In the breadboard, the circuit looked like this (the red LED is actually D1 - I did not think I would need an ordinary diode, so I did not bring one to the shop and had to use a LED instead.):





Soldering and final installation

Some 6 months later (yes, because small kids);I found a bit of more time to attempt to actually solder it together on a protoboard PCB. I had never soldered anything serious before, so I made a few bad mistakes along the way:
  1. I learned that you cannot connect two adjacent pads with just a drop of solder - needed to use a tiny bit of wire, or strip a component lead leaving 1-2 mm slack and bending it to extend to an adjacent pad.
  2. I learned that it is not possible to melt more than one hole simultaneously unless you had a very specialized tip and super stable hands. So pre-filling the holes for the MOSFET (or worse, the optocoupler) was a disaster and I deeded to clean out the holes again using a desoldering pump (good I had a very basic one included with the soldering kit); a few times even this wasn't working and I had to resort to a Dremel with a very tiny drill bit. All in all, a third hand station I bought a few years before proved very useful here (finally).
  3. My decision to place components to both sides of the PCB (LEDs and the button on one side, the rest on the other) was a mistake. It would have been cleaner and more compact with everything on the same side. 
Surprisingly, it was much easier for me to get a device working on the breadboard than in the soldered form. It proved quite hard to ensure consistently good soldering quality. I spent a few oddball hours during two days tracing and correcting bad solder points, going through some moments of despair and almost wanting to get back to the breadboard. 

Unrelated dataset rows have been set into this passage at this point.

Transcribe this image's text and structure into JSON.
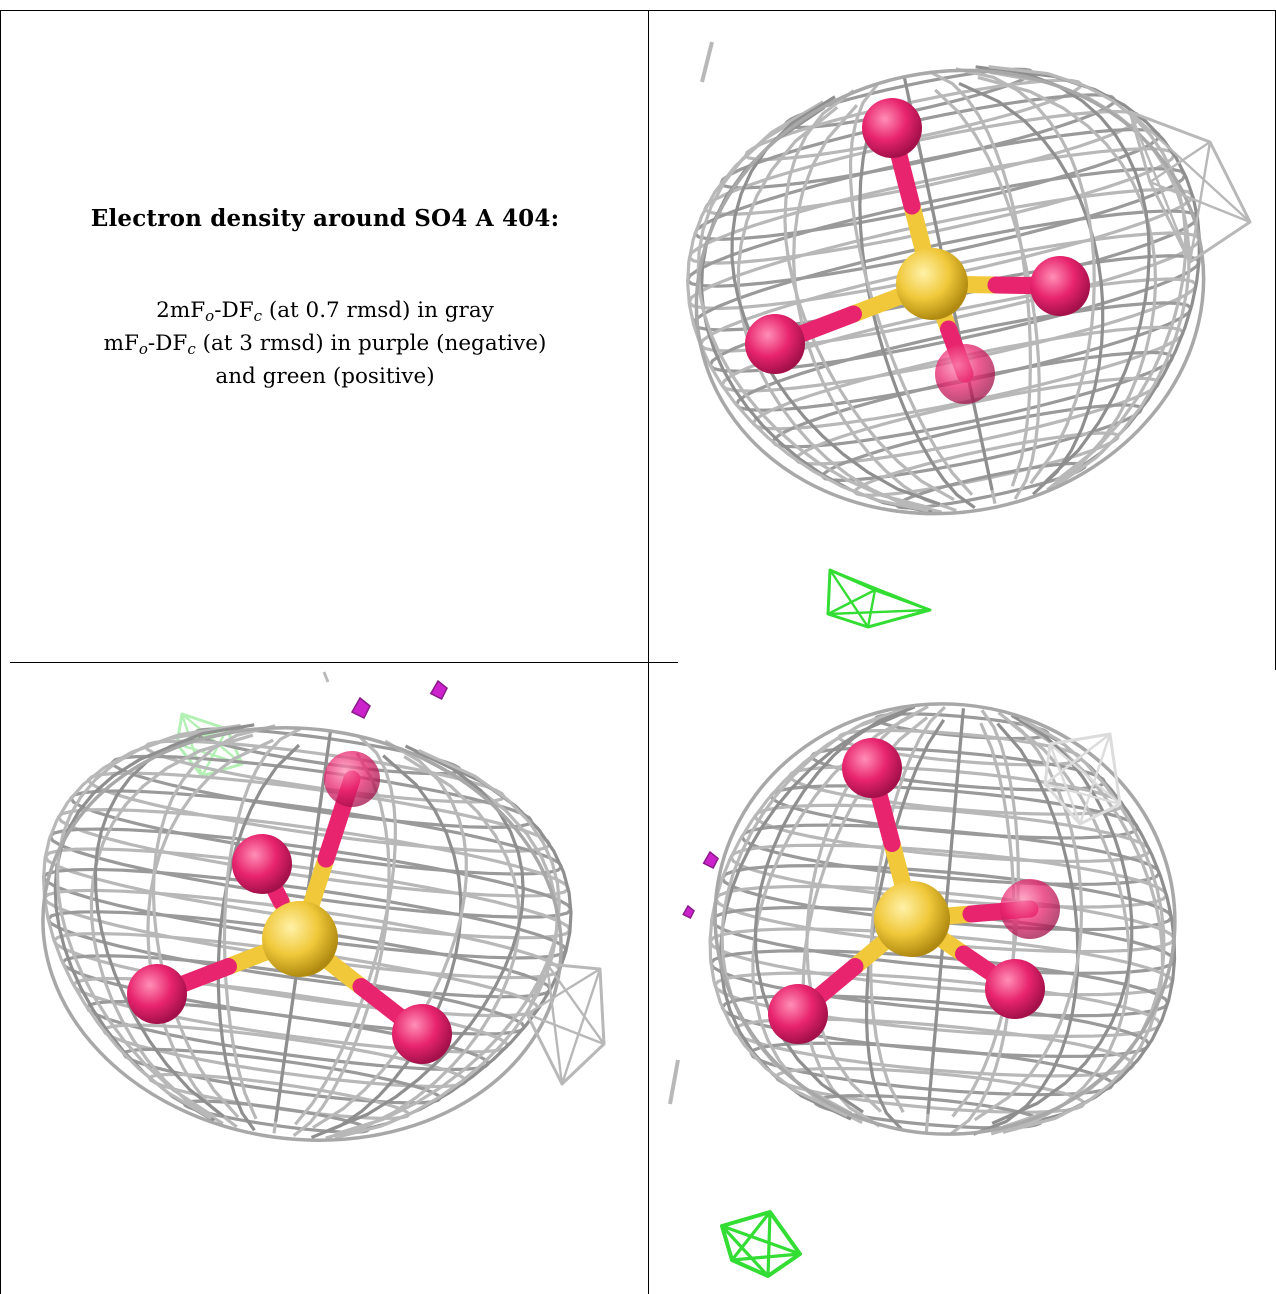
{
  "caption": {
    "title": "Electron density around SO4 A 404:",
    "line1_prefix": "2mF",
    "line1_sub1": "o",
    "line1_mid": "-DF",
    "line1_sub2": "c",
    "line1_suffix": " (at 0.7 rmsd) in gray",
    "line2_prefix": "mF",
    "line2_sub1": "o",
    "line2_mid": "-DF",
    "line2_sub2": "c",
    "line2_suffix": " (at 3 rmsd) in purple (negative)",
    "line3": "and green (positive)"
  },
  "colors": {
    "mesh_2fofc": "#b8b8b8",
    "mesh_positive": "#33dd33",
    "mesh_negative": "#cc22cc",
    "oxygen": "#e8246e",
    "sulfur": "#f0c83a"
  },
  "panels": [
    {
      "name": "view-top-right",
      "orientation": "top-right"
    },
    {
      "name": "view-bottom-left",
      "orientation": "bottom-left"
    },
    {
      "name": "view-bottom-right",
      "orientation": "bottom-right"
    }
  ]
}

But patience and perseverance won (and, oddly but fortunately, the components endured my multiple attempts). Here goes (note that D1 is now a proper diode :) :



The remaining step was to install it in some kind of case. I did not have anything fancy like a 3D printer so I used a pre-bought plastic box to put the board inside using good old-fashioned M3 screws. Unfortunately, the batteries did not fit on the inside (they would if I had not made the mistake #3 above). So outside they went, on the back of the box. The final result looks like this:




The Start button is hidden behind the fourth screw (the one beside the LEDs). It is shorter than the remaining three screws that hold the board in place. To arm, the screw needs to be removed, and the button can then be pressed through its hole.

In operation, it looks like this:



Bonus: The current consumption of the circuit is around 2 mA (two milliamps), in either state, and most of it is the LEDs. Which means that four AAA batteries would power it through months on end; if this proves not enough, I'll put four D batteries and will probably only need to replace them once every few years.